Two identical thin rods are moving on a smooth table, as shown. Both of them are rotating with angular speed $\omega$, in clockwise sense about their centres. Their centres have velocity V in opposite directions. The rods collide at their edge and stick together. Length of each rod is L. 
(a) For what value of $\frac{\mathrm{V}}{\mathrm{\omega L}}$ there will be no motion after collision ?
(b) If the ratio $\frac{\mathrm{V}}{\mathrm{\omega L}}$ is half the value found in (a)above, what fraction of kinetic energy is lost in the collision? 

 

. (a) Linear momentum of the system is zero. Hence, the centre of mass of the system (point P) is at rest after collision.
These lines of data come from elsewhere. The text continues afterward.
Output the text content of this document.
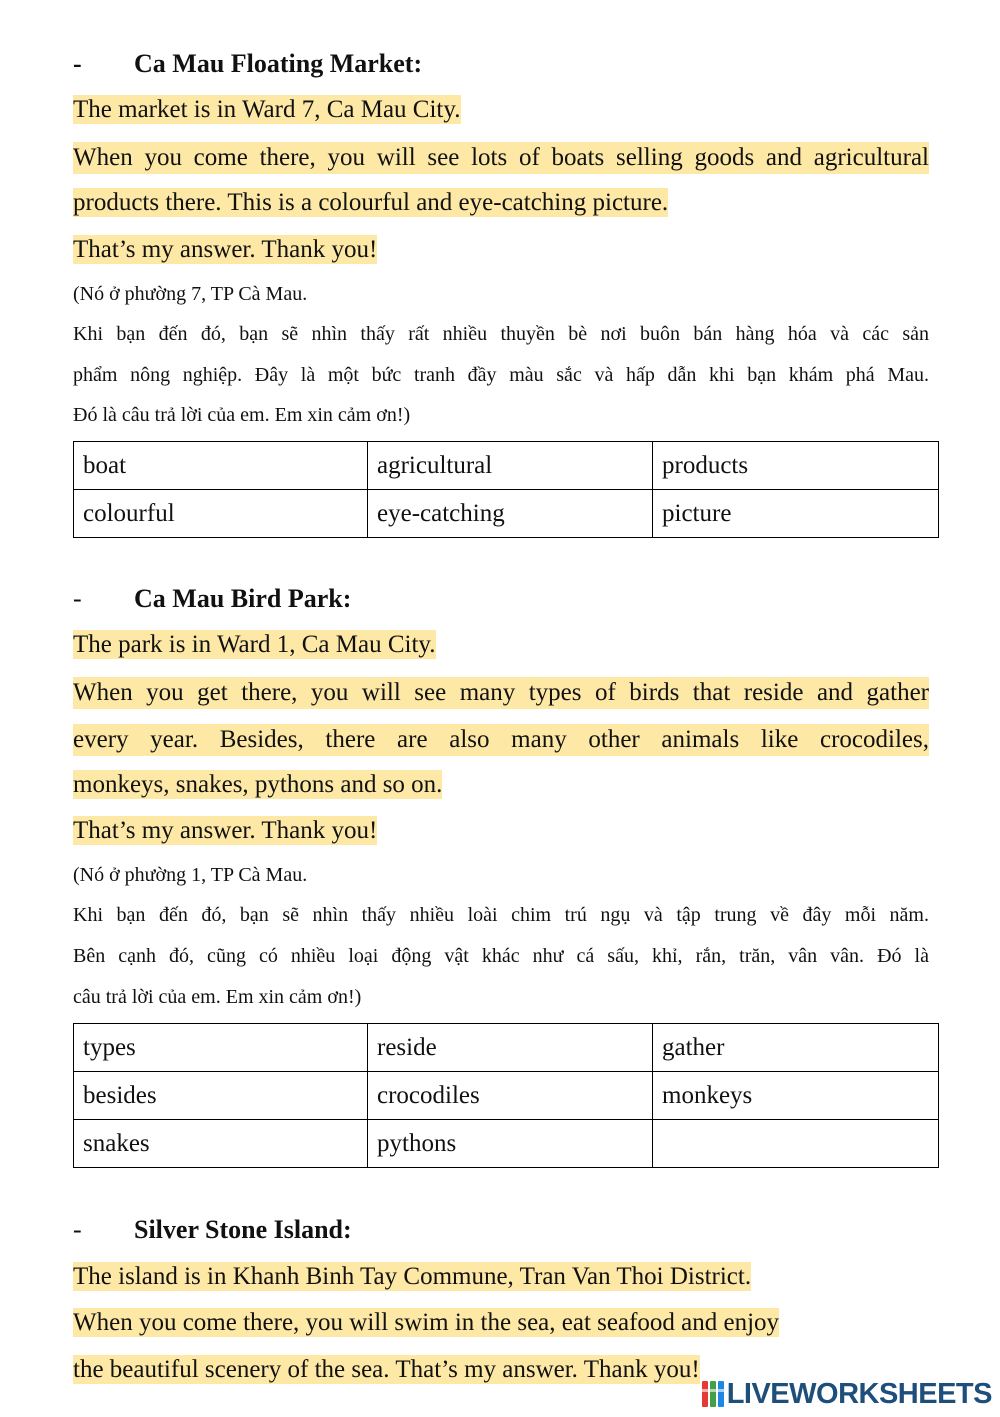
- Ca Mau Floating Market:
The market is in Ward 7, Ca Mau City.
When you come there, you will see lots of boats selling goods and agricultural
products there. This is a colourful and eye-catching picture.
That’s my answer. Thank you!
(Nó ở phường 7, TP Cà Mau.
Khi bạn đến đó, bạn sẽ nhìn thấy rất nhiều thuyền bè nơi buôn bán hàng hóa và các sản
phẩm nông nghiệp. Đây là một bức tranh đầy màu sắc và hấp dẫn khi bạn khám phá Mau.
Đó là câu trả lời của em. Em xin cảm ơn!)
boat	agricultural	products
colourful	eye-catching	picture
- Ca Mau Bird Park:
The park is in Ward 1, Ca Mau City.
When you get there, you will see many types of birds that reside and gather
every year. Besides, there are also many other animals like crocodiles,
monkeys, snakes, pythons and so on.
That’s my answer. Thank you!
(Nó ở phường 1, TP Cà Mau.
Khi bạn đến đó, bạn sẽ nhìn thấy nhiều loài chim trú ngụ và tập trung về đây mỗi năm.
Bên cạnh đó, cũng có nhiều loại động vật khác như cá sấu, khỉ, rắn, trăn, vân vân. Đó là
câu trả lời của em. Em xin cảm ơn!)
types	reside	gather
besides	crocodiles	monkeys
snakes	pythons	
- Silver Stone Island:
The island is in Khanh Binh Tay Commune, Tran Van Thoi District.
When you come there, you will swim in the sea, eat seafood and enjoy
the beautiful scenery of the sea. That’s my answer. Thank you!
LIVEWORKSHEETS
Let angular speed after collision be $\omega$₀. Applying angular momentum conservation about point P gives:

${\mathrm{L}}_{\mathrm{BC}}={\mathrm{L}}_{\mathrm{AC}}$ 
$\frac{{\mathrm{ML}}^2}{12}\mathrm{\omega }\left(\mathrm{CLK}\right)+\mathrm{MV}\frac{\mathrm{L}}{2}\left(\mathrm{ACLK}\right)+\frac{{\mathrm{ML}}^2}{12}\mathrm{\omega }\left(\mathrm{CLK}\right)+\mathrm{MV}\frac{\mathrm{L}}{2}\left(\mathrm{ACLK}\right)=2\frac{{\mathrm{ML}}^2}{3}{\mathrm{\omega }}_0\left(\mathrm{CLK}\right)$ 
Where CLK stands for clockwise and ACLK stands for anticlockwise.

$\Rightarrow \frac{{\mathrm{ML}}^2}{6}\mathrm{\omega }-\mathrm{MVL}=\frac{2}{3}{\mathrm{ML}}^2{\mathrm{\omega }}_0\Rightarrow {\mathrm{\omega }}_0=\frac{\mathrm{\omega }}{4}-\frac{3\mathrm{V}}{2\mathrm{L}}$
For no motion ${\mathrm{\omega }}_0=0\Rightarrow \frac{\mathrm{V}}{\mathrm{\omega L}}=\frac{1}{6}$
$\text{ (b) If }\frac{\mathrm{V}}{\mathrm{\omega L}}=\frac{1}{12};{\mathrm{\omega }}_0=\frac{\mathrm{\omega }}{8}$

$$\begin{gathered} {\mathrm{KE}}_{\text{inital }}=\left[\frac{1}{2}\frac{{\mathrm{ML}}^2}{12}{\mathrm{\omega }}^2+\frac{1}{2}{\mathrm{MV}}^2\right]\times 2=\left[\frac{{\mathrm{ML}}^2}{12}{\mathrm{\omega }}^2+\mathrm{M}{\left(\frac{\mathrm{\omega L}}{12}\right)}^2\right]=\frac{13}{144}{\mathrm{ML}}^2{\mathrm{\omega }}^2 \\ {\mathrm{KE}}_{\text{final }}=\frac{1}{2}\cdot \frac{2{\mathrm{ML}}^2}{3}{\mathrm{\omega }}_0^2=\frac{{\mathrm{ML}}^2}{3}{\left(\frac{\mathrm{\omega }}{8}\right)}^2=\frac{{\mathrm{ML}}^2{\mathrm{\omega }}^2}{192} \\ \mathrm{\Delta KE}=\left[\frac{13}{144}-\frac{1}{192}\right.⌋{\mathrm{ML}}^2{\mathrm{\omega }}^2=\frac{49}{576}{\mathrm{ML}}^2{\mathrm{\omega }}^2 \\ \therefore \frac{\mathrm{\Delta KE}}{{\mathrm{KE}}_{\text{inital }}}=\frac{49}{52} \end{gathered}$$